4-1. Build mapping tables using ssmixtools.cleaning.mandatory.render_maps().

This step automatically collects source files and renders tables needed to map medical codes. However, you need to prepare ATC-related source tables by yourself because these tables are not freely available. Please make sure you prepare these tables before taking this step.

4-2. Clean the data using ssmixtools.cleaning.mandatory.clean().

This method applies minimum data cleaning to the extracted data.

5. Perform optional data cleaning steps

Warning

  • All optional cleaning steps modify data in place.

  • The optional cleaning steps must be performed in the order shown below.

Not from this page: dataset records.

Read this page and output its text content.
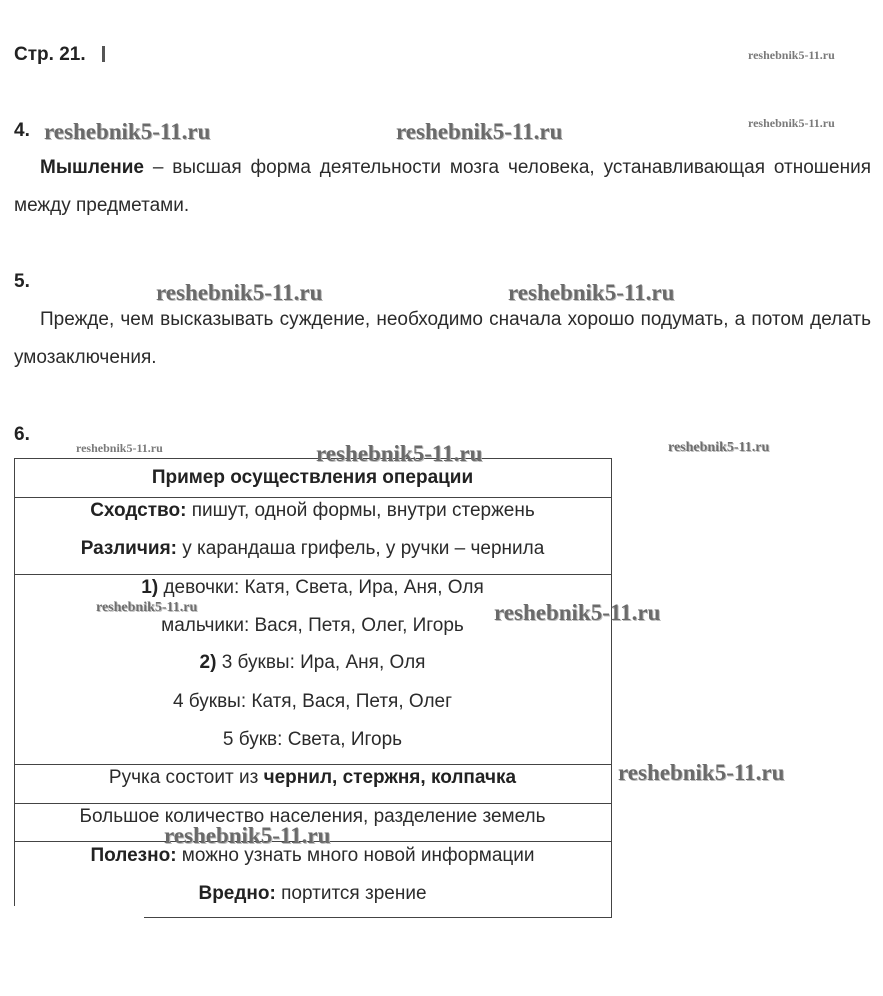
Стр. 21.
4.
Мышление – высшая форма деятельности мозга человека, устанавливающая отношения между предметами.
5.
Прежде, чем высказывать суждение, необходимо сначала хорошо подумать, а потом делать умозаключения.
6.
Пример осуществления операции
Сходство: пишут, одной формы, внутри стержень
Различия: у карандаша грифель, у ручки – чернила
1) девочки: Катя, Света, Ира, Аня, Оля
мальчики: Вася, Петя, Олег, Игорь
2) 3 буквы: Ира, Аня, Оля
4 буквы: Катя, Вася, Петя, Олег
5 букв: Света, Игорь
Ручка состоит из чернил, стержня, колпачка
Большое количество населения, разделение земель
Полезно: можно узнать много новой информации
Вредно: портится зрение
reshebnik5-11.ru
reshebnik5-11.ru
reshebnik5-11.ru	reshebnik5-11.ru
reshebnik5-11.ru	reshebnik5-11.ru
reshebnik5-11.ru	reshebnik5-11.ru	reshebnik5-11.ru
reshebnik5-11.ru	reshebnik5-11.ru
reshebnik5-11.ru
reshebnik5-11.ru
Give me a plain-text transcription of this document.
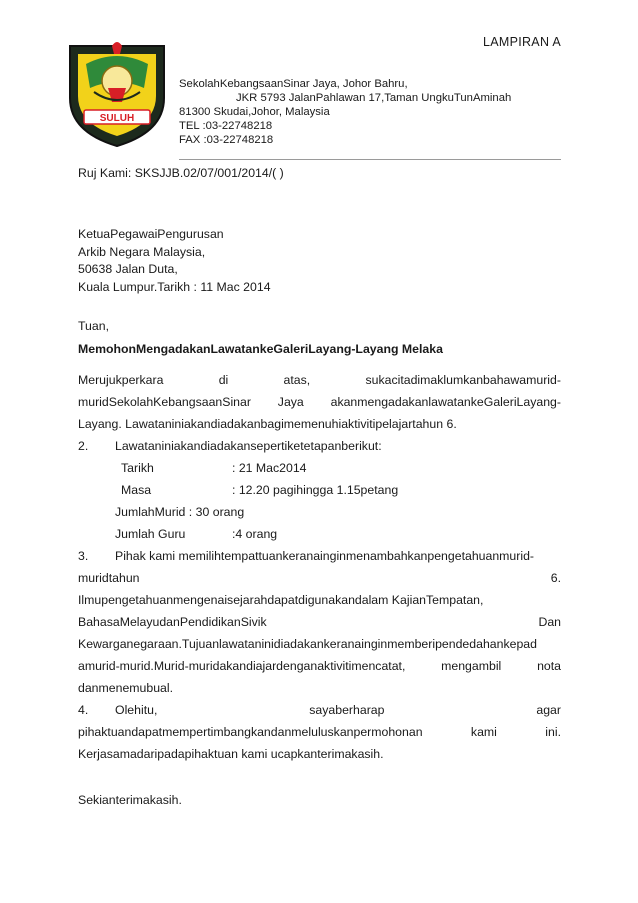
LAMPIRAN A
SULUH
SekolahKebangsaanSinar Jaya, Johor Bahru,
JKR 5793 JalanPahlawan 17,Taman UngkuTunAminah
81300 Skudai,Johor, Malaysia
TEL :03-22748218
FAX :03-22748218
Ruj Kami: SKSJJB.02/07/001/2014/( )
KetuaPegawaiPengurusan
Arkib Negara Malaysia,
50638 Jalan Duta,
Kuala Lumpur.Tarikh : 11 Mac 2014
Tuan,
MemohonMengadakanLawatankeGaleriLayang-Layang Melaka
Merujukperkara	di	atas,	sukacitadimaklumkanbahawamurid-
muridSekolahKebangsaanSinar Jaya akanmengadakanlawatankeGaleriLayang-
Layang. Lawataniniakandiadakanbagimemenuhiaktivitipelajartahun 6.
2. Lawataniniakandiadakansepertiketetapanberikut:
Tarikh	: 21 Mac2014
Masa	: 12.20 pagihingga 1.15petang
JumlahMurid : 30 orang
Jumlah Guru	:4 orang
3. Pihak kami memilihtempattuankeranainginmenambahkanpengetahuanmurid-
muridtahun	6.
Ilmupengetahuanmengenaisejarahdapatdigunakandalam KajianTempatan,
BahasaMelayudanPendidikanSivik	Dan
Kewarganegaraan.Tujuanlawataninidiadakankeranainginmemberipendedahankepad
amurid-murid.Murid-muridakandiajardenganaktivitimencatat,	mengambil	nota
danmenemubual.
4. Olehitu,	sayaberharap	agar
pihaktuandapatmempertimbangkandanmeluluskanpermohonan	kami	ini.
Kerjasamadaripadapihaktuan kami ucapkanterimakasih.
Sekianterimakasih.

1st step using ssmixtools.cleaning.optional.step1().

You are given opportunity to map medications and laboratory tests that were not mappable using the default resource.
The previous step (ssmixtools.cleaning.mandatory.clean()) leaves template tables in the directory reference_dir/created_reference/ for users to investigate and map the unmapped items.
After you have completed the modification of these tables, run ssmixtools.cleaning.optional.step1().

2nd step using ssmixtools.cleaning.optional.step2().

You are given opportunity to standardize laboratory test units and nonnumeric laboratory test result values.
The previous step (ssmixtools.cleaning.optional.step1()) leaves template tables in the directory reference_dir/created_reference/ for users to investigate and clean laboratory test units and results.
After you have completed the modification of these tables, run ssmixtools.cleaning.optional.step2().

3rd step using ssmixtools.cleaning.optional.step3().

After the 2nd step, the data should have been standardized by user. This step investigates irregularities and missingness in the data, and drops records that contain irregular codes (ATC, ICD10, JLAC10) or records with missing data in critical columns (such as laboratory test result records without result values).

4th step using ssmixtools.cleaning.optional.step4().

You are given opportunity to translate standardized codes (ATC, ICD10, JLAC10) into English terms.
You need to prepare CSV tables that map ICD10 and ATC codes to English terms (ICD10_to_text.csv and ATC_to_text.csv) in the directory reference_dir/.
A CSV table that translates JLAC10 codes should have already been created by ssmixtools.cleaning.mandatory.render_maps()
After you have prepared the essential tables, run ssmixtools.cleaning.optional.step4().
This step leaves a CSV table that maps JLAC10 (method-agnostic) codes to English terms.